I watched (in a second screen sort of way as I tended to some work) the Game Awards last night. I’m not interested in talking about what the ceremony means—it’s an obviously vapid affair—but the powerful sweeping of awards by Clair Obscur: Expedition 33 was interesting to see. it also left me feeling a bit… odd.
Before I say anything, I wanna say that I’m happy for that team and think they made a very cool game. very little if anything I am writing here is a judgement on the game itself or the quality of the experience therein. It’s good! if you play it, I think you’ll have fun.
But while I’m often interesting in talking about games, I’m also interested in how we talk about games. This is what made Horses fascinating to me and it’s draw me out to write again. Because as the night went on and Geoff Keighley talked about the power of indie games like Expedition 33, I couldn’t help but feel a bit uncomfortable. Something felt off, y’know?
In watching Expedition 33 get subsumed into Keighley’s mainstream machine and the narrative picture he wanted to paint about 2025, I couldn’t help but frown. 2025 might be the year where indie games and alternative sub-genres outshine a flagging AAA space but I think we need to be honest about what drew Keighley to Expedition 33 and drove him to drag that game first and foremost into the narrative he was trying to build. Because when Geoff Keighley mentioned “indie games” what he really means to say is “indie games of a certain scale and aesthetic.” This is what many people mean!

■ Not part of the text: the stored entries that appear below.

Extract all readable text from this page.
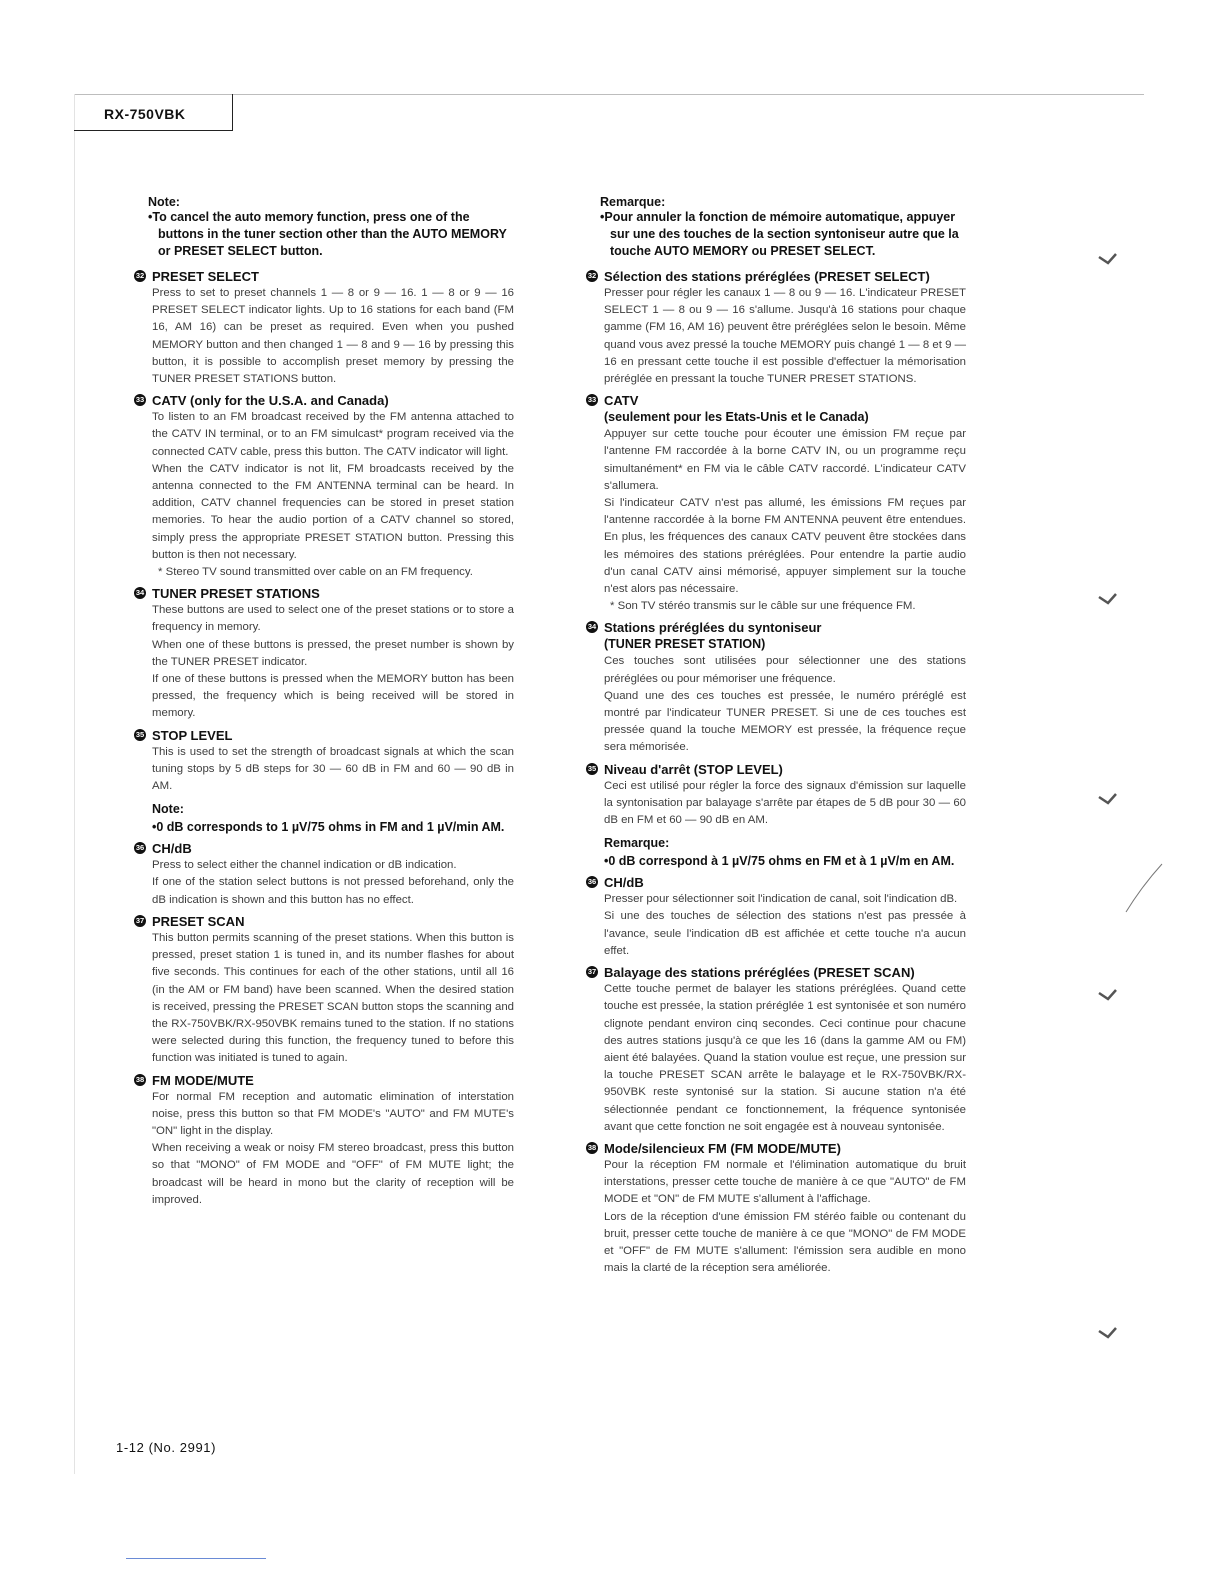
RX-750VBK
Note:
•To cancel the auto memory function, press one of the buttons in the tuner section other than the AUTO MEMORY or PRESET SELECT button.
32 PRESET SELECT
Press to set to preset channels 1 — 8 or 9 — 16. 1 — 8 or 9 — 16 PRESET SELECT indicator lights. Up to 16 stations for each band (FM 16, AM 16) can be preset as required. Even when you pushed MEMORY button and then changed 1 — 8 and 9 — 16 by pressing this button, it is possible to accomplish preset memory by pressing the TUNER PRESET STATIONS button.
33 CATV (only for the U.S.A. and Canada)
To listen to an FM broadcast received by the FM antenna attached to the CATV IN terminal, or to an FM simulcast* program received via the connected CATV cable, press this button. The CATV indicator will light.
When the CATV indicator is not lit, FM broadcasts received by the antenna connected to the FM ANTENNA terminal can be heard. In addition, CATV channel frequencies can be stored in preset station memories. To hear the audio portion of a CATV channel so stored, simply press the appropriate PRESET STATION button. Pressing this button is then not necessary.
* Stereo TV sound transmitted over cable on an FM frequency.
34 TUNER PRESET STATIONS
These buttons are used to select one of the preset stations or to store a frequency in memory.
When one of these buttons is pressed, the preset number is shown by the TUNER PRESET indicator.
If one of these buttons is pressed when the MEMORY button has been pressed, the frequency which is being received will be stored in memory.
35 STOP LEVEL
This is used to set the strength of broadcast signals at which the scan tuning stops by 5 dB steps for 30 — 60 dB in FM and 60 — 90 dB in AM.
Note:
•0 dB corresponds to 1 µV/75 ohms in FM and 1 µV/min AM.
36 CH/dB
Press to select either the channel indication or dB indication.
If one of the station select buttons is not pressed beforehand, only the dB indication is shown and this button has no effect.
37 PRESET SCAN
This button permits scanning of the preset stations. When this button is pressed, preset station 1 is tuned in, and its number flashes for about five seconds. This continues for each of the other stations, until all 16 (in the AM or FM band) have been scanned. When the desired station is received, pressing the PRESET SCAN button stops the scanning and the RX-750VBK/RX-950VBK remains tuned to the station. If no stations were selected during this function, the frequency tuned to before this function was initiated is tuned to again.
38 FM MODE/MUTE
For normal FM reception and automatic elimination of interstation noise, press this button so that FM MODE's "AUTO" and FM MUTE's "ON" light in the display.
When receiving a weak or noisy FM stereo broadcast, press this button so that "MONO" of FM MODE and "OFF" of FM MUTE light; the broadcast will be heard in mono but the clarity of reception will be improved.
Remarque:
•Pour annuler la fonction de mémoire automatique, appuyer sur une des touches de la section syntoniseur autre que la touche AUTO MEMORY ou PRESET SELECT.
32 Sélection des stations préréglées (PRESET SELECT)
Presser pour régler les canaux 1 — 8 ou 9 — 16. L'indicateur PRESET SELECT 1 — 8 ou 9 — 16 s'allume. Jusqu'à 16 stations pour chaque gamme (FM 16, AM 16) peuvent être préréglées selon le besoin. Même quand vous avez pressé la touche MEMORY puis changé 1 — 8 et 9 — 16 en pressant cette touche il est possible d'effectuer la mémorisation préréglée en pressant la touche TUNER PRESET STATIONS.
33 CATV
(seulement pour les Etats-Unis et le Canada)
Appuyer sur cette touche pour écouter une émission FM reçue par l'antenne FM raccordée à la borne CATV IN, ou un programme reçu simultanément* en FM via le câble CATV raccordé. L'indicateur CATV s'allumera.
Si l'indicateur CATV n'est pas allumé, les émissions FM reçues par l'antenne raccordée à la borne FM ANTENNA peuvent être entendues. En plus, les fréquences des canaux CATV peuvent être stockées dans les mémoires des stations préréglées. Pour entendre la partie audio d'un canal CATV ainsi mémorisé, appuyer simplement sur la touche n'est alors pas nécessaire.
* Son TV stéréo transmis sur le câble sur une fréquence FM.
34 Stations préréglées du syntoniseur
(TUNER PRESET STATION)
Ces touches sont utilisées pour sélectionner une des stations préréglées ou pour mémoriser une fréquence.
Quand une des ces touches est pressée, le numéro préréglé est montré par l'indicateur TUNER PRESET. Si une de ces touches est pressée quand la touche MEMORY est pressée, la fréquence reçue sera mémorisée.
35 Niveau d'arrêt (STOP LEVEL)
Ceci est utilisé pour régler la force des signaux d'émission sur laquelle la syntonisation par balayage s'arrête par étapes de 5 dB pour 30 — 60 dB en FM et 60 — 90 dB en AM.
Remarque:
•0 dB correspond à 1 µV/75 ohms en FM et à 1 µV/m en AM.
36 CH/dB
Presser pour sélectionner soit l'indication de canal, soit l'indication dB.
Si une des touches de sélection des stations n'est pas pressée à l'avance, seule l'indication dB est affichée et cette touche n'a aucun effet.
37 Balayage des stations préréglées (PRESET SCAN)
Cette touche permet de balayer les stations préréglées. Quand cette touche est pressée, la station préréglée 1 est syntonisée et son numéro clignote pendant environ cinq secondes. Ceci continue pour chacune des autres stations jusqu'à ce que les 16 (dans la gamme AM ou FM) aient été balayées. Quand la station voulue est reçue, une pression sur la touche PRESET SCAN arrête le balayage et le RX-750VBK/RX-950VBK reste syntonisé sur la station. Si aucune station n'a été sélectionnée pendant ce fonctionnement, la fréquence syntonisée avant que cette fonction ne soit engagée est à nouveau syntonisée.
38 Mode/silencieux FM (FM MODE/MUTE)
Pour la réception FM normale et l'élimination automatique du bruit interstations, presser cette touche de manière à ce que "AUTO" de FM MODE et "ON" de FM MUTE s'allument à l'affichage.
Lors de la réception d'une émission FM stéréo faible ou contenant du bruit, presser cette touche de manière à ce que "MONO" de FM MODE et "OFF" de FM MUTE s'allument: l'émission sera audible en mono mais la clarté de la réception sera améliorée.
1-12 (No. 2991)
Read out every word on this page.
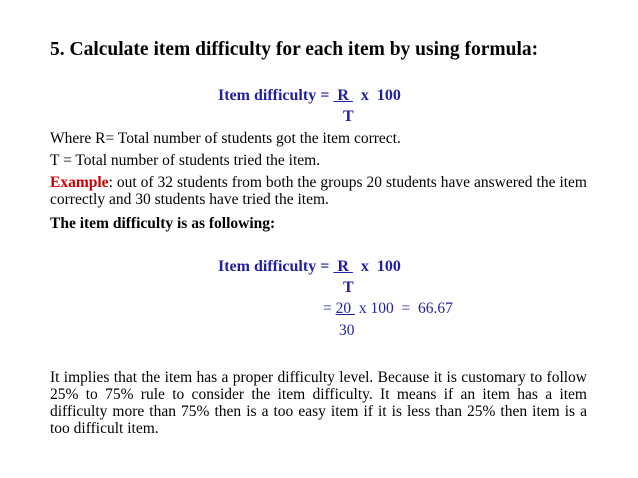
5. Calculate item difficulty for each item by using formula:
Item difficulty =  R   x  100
T
Where R= Total number of students got the item correct.
T = Total number of students tried the item.
Example: out of 32 students from both the groups 20 students have answered the item correctly and 30 students have tried the item.
The item difficulty is as following:
Item difficulty =  R   x  100
T
= 20  x 100  =  66.67
30
It implies that the item has a proper difficulty level. Because it is customary to follow 25% to 75% rule to consider the item difficulty. It means if an item has a item difficulty more than 75% then is a too easy item if it is less than 25% then item is a too difficult item.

So I want to talk about RPGs and I want to maybe talk about budgets and I want to talk about respectability. Because for as impressive a story I think Expedition 33, it hardly a mistake that the indie RPG that supposedly redeems the genre is one which, national identity or not, chases so hard after AAA games and Hollywood…
It’s interesting because the meaning of the word “independent” is shifting for games, in the same way it shifted for Hollywood movies.
Essentially one guy made Stardew Valley, and funded it himself. Most of the development of Clair Obscur was funded by a publisher, Kepler Interactive.
So… for games “independent” now means “not funded by one of the major game studios.” Not really “independent” as it used to mean. That’s too bad.
Yeah, I refuse to call anything ‘indie’ that is not in fact independent of a publisher. We already have A, AA, and AAA to denote budgets and scale. Rebranding ‘indie’ to mean ‘A’ or ‘AA’ games from third-party studios under a publisher is drinking the publisher kool-aid. Sony especially pushed this angle.